温暖化と共存するに不可欠な航路だが、課題もまだ多い

山内正敏 地球太陽系科学者、スウェーデン国立スペース物理研究所研究員

 国連の下部組織である国際海事機関(International Maritime Ornanization:IMO)が、極域航路での国際基準を定めるPolar Codeを採択した。これは北極海(北大西洋を除く北緯60度以北の海域)と南極海(南緯60度以南)を利用する船舶の安全確保と、航行に伴う環境への影響を最小限にするためのものだ。具体的には、「1974年の海上における人命安全のための国際条約」(SOLAS条約)と「1973年の船舶による汚染の防止のための国際条約に関する1978年の議定書」(MARPOL条約)を改正する形で基準が定められ、2017年から施行する。

 この条約が必要となった背景には、北極海航路が商業的に成り立ちうる時代がすぐそこまで来ていることがある。

拡大北極圏航路には、シベリア沖を通る北海航路(赤線)の他にアラスカ・カナダ沖を通る北西航路(橙線)がある。赤の点線はロシアのヤマル半島でガス開発に伴う航路。従来の南回り航路(スエズ運河)は青線で示す。
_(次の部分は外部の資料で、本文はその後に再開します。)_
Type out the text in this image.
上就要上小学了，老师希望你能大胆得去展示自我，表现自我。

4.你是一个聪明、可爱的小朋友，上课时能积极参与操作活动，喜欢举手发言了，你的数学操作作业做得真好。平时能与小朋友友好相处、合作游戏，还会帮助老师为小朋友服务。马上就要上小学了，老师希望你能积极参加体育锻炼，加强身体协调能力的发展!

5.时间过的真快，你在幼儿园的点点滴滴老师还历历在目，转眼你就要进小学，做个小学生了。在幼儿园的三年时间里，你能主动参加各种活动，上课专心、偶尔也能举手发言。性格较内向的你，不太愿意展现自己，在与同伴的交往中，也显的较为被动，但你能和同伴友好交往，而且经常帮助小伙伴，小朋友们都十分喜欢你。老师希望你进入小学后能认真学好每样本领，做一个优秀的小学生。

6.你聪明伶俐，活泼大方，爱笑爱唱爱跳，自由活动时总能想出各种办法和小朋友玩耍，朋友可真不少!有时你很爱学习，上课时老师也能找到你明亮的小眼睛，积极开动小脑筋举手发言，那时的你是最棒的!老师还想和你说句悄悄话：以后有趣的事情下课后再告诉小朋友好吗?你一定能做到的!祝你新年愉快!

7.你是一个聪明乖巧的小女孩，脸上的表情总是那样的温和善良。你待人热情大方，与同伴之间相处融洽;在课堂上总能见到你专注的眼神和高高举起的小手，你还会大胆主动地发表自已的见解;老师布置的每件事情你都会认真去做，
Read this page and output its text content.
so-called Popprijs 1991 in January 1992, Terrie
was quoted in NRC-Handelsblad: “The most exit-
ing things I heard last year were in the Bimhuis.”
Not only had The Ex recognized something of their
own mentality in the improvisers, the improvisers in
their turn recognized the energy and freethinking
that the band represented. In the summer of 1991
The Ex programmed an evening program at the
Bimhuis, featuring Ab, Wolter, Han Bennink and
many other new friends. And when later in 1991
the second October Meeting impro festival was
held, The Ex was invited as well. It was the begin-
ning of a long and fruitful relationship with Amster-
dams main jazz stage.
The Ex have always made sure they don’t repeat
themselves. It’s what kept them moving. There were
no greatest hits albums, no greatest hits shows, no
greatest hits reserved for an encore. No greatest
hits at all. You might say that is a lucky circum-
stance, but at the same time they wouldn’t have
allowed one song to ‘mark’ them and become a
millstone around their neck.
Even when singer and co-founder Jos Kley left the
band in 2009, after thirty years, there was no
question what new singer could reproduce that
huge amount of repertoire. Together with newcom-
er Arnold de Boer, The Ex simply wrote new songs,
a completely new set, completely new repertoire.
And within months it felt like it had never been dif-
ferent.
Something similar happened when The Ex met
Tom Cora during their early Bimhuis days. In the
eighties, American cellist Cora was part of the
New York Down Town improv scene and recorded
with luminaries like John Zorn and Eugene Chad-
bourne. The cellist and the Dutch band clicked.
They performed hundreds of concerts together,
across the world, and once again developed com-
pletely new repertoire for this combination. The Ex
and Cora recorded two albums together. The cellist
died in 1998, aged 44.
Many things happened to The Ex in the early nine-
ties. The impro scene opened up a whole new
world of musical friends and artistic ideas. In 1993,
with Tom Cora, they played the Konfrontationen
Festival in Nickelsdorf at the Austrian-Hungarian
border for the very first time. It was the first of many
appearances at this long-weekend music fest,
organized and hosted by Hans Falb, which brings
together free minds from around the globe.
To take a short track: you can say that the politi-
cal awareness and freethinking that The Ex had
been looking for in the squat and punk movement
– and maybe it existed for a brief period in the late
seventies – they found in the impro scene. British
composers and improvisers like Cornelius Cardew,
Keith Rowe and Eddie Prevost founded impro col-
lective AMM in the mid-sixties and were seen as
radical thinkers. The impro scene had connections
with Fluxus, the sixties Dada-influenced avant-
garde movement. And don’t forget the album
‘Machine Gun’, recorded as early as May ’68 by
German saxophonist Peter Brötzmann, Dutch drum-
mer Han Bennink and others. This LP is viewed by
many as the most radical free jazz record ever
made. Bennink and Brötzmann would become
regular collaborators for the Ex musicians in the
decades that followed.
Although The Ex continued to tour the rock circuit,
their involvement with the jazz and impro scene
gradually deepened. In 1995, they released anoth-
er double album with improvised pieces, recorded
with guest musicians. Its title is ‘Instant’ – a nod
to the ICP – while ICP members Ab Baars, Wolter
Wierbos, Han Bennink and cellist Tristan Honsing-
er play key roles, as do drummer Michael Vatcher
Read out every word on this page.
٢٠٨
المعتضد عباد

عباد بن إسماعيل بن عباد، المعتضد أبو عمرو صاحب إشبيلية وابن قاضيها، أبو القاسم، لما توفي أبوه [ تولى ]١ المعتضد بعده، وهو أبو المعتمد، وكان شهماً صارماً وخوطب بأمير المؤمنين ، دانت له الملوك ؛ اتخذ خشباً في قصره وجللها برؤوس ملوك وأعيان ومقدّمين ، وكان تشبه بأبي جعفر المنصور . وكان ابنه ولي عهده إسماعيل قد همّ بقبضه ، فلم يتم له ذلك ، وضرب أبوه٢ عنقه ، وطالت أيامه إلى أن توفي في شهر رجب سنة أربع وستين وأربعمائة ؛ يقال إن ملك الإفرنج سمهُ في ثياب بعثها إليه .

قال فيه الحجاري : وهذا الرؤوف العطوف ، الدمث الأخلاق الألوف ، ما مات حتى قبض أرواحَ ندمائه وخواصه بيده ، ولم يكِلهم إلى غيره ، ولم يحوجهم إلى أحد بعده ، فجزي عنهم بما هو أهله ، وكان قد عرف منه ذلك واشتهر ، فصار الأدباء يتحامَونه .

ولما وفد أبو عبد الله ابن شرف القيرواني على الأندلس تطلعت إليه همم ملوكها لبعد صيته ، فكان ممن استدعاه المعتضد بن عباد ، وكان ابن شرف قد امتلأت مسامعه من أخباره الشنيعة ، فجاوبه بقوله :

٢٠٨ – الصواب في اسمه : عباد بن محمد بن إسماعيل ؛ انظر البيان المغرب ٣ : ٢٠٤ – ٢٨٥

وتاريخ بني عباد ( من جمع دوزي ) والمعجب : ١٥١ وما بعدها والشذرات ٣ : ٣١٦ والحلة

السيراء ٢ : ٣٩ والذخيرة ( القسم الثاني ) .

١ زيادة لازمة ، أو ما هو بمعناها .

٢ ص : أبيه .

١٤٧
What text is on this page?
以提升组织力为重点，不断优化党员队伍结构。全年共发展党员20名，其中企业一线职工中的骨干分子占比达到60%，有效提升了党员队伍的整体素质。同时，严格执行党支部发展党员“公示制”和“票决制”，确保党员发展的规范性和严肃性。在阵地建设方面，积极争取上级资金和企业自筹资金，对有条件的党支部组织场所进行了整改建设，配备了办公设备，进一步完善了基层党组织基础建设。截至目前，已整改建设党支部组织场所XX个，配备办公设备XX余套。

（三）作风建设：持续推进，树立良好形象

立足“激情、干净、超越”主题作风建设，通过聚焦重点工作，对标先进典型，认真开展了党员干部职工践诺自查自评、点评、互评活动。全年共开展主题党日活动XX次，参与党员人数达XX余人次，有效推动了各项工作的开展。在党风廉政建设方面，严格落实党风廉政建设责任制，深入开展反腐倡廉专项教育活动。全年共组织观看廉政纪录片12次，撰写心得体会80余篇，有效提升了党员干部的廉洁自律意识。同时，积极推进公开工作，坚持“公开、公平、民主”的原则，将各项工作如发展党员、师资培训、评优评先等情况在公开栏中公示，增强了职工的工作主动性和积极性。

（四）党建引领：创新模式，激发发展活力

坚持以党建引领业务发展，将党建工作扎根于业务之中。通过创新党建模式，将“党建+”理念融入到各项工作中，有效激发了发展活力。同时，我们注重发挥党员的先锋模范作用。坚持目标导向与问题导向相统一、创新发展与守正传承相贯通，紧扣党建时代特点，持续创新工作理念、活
 北極海の海氷は毎年夏に融けて9月に最小となる。その時期には昔でも砕氷船さえあれば欧州からベーリング海峡まで航行できた。実際、1930年代には旧ソ連の砕氷船が一夏で北極海沿岸を航行しきっている(それ以前は2年がかりだった)。しかし、砕氷コストがかかり、かつ夏場しか使えない北極海航路は、ソ連崩壊と共に寂れてしまった。それを変えたのが地球温暖化による夏の海氷の減少だ。

 北極海の夏場の海氷は衛星データのある1979年以降、年ごとの増減はあるものの、10年単位でみたら一貫して減少している。特に1990年代にはシベリア沖の氷が大きく減少して、2000年代には短い期間ながらも欧州からベーリング海峡まで海が開く事態すら起こるようになった。海氷の減少は、温室効果に伴う温暖化予測をはるかに超える速度で進んでおり、温暖化予測では今世紀末までありえなかったはずの北極海航路の経済的利用が、シベリア沖経路でもカナダ沖経路でも10年以内に可能になると予想されるようになった。

 変化の様子は日米欧の人工衛星でモニターされており、詳しい変化は極地研究所のサイト気象庁のサイトでプロットできるが、それによると、2005年の9月には確かにシベリア沿岸の海が完全に開いている。そして2010年代は短い期間ながらも毎年航路が開くようになった。

 この航路を使うと、日本から中欧への航行距離が今までのスエズ運河経由21000 km(約40日)から 13000 km(約20日)へと大幅に短縮する。そればかりか、海賊の多い地域や地域紛争の多い地域を避けることができるので、実は大航海時代から模索され続けた航路でもある。

 そういう意味で朗報なだけでなく、今まで寒地として、ともすれば首都の連中から見下されてきた北極圏各地にとっては、物流の中心になりうるというメリットまであるのだ。地球温暖化が原因なのがすっきりしない人も多いだろうが、単純に温暖化を悪と見なす二元論では世の中は回らないのである。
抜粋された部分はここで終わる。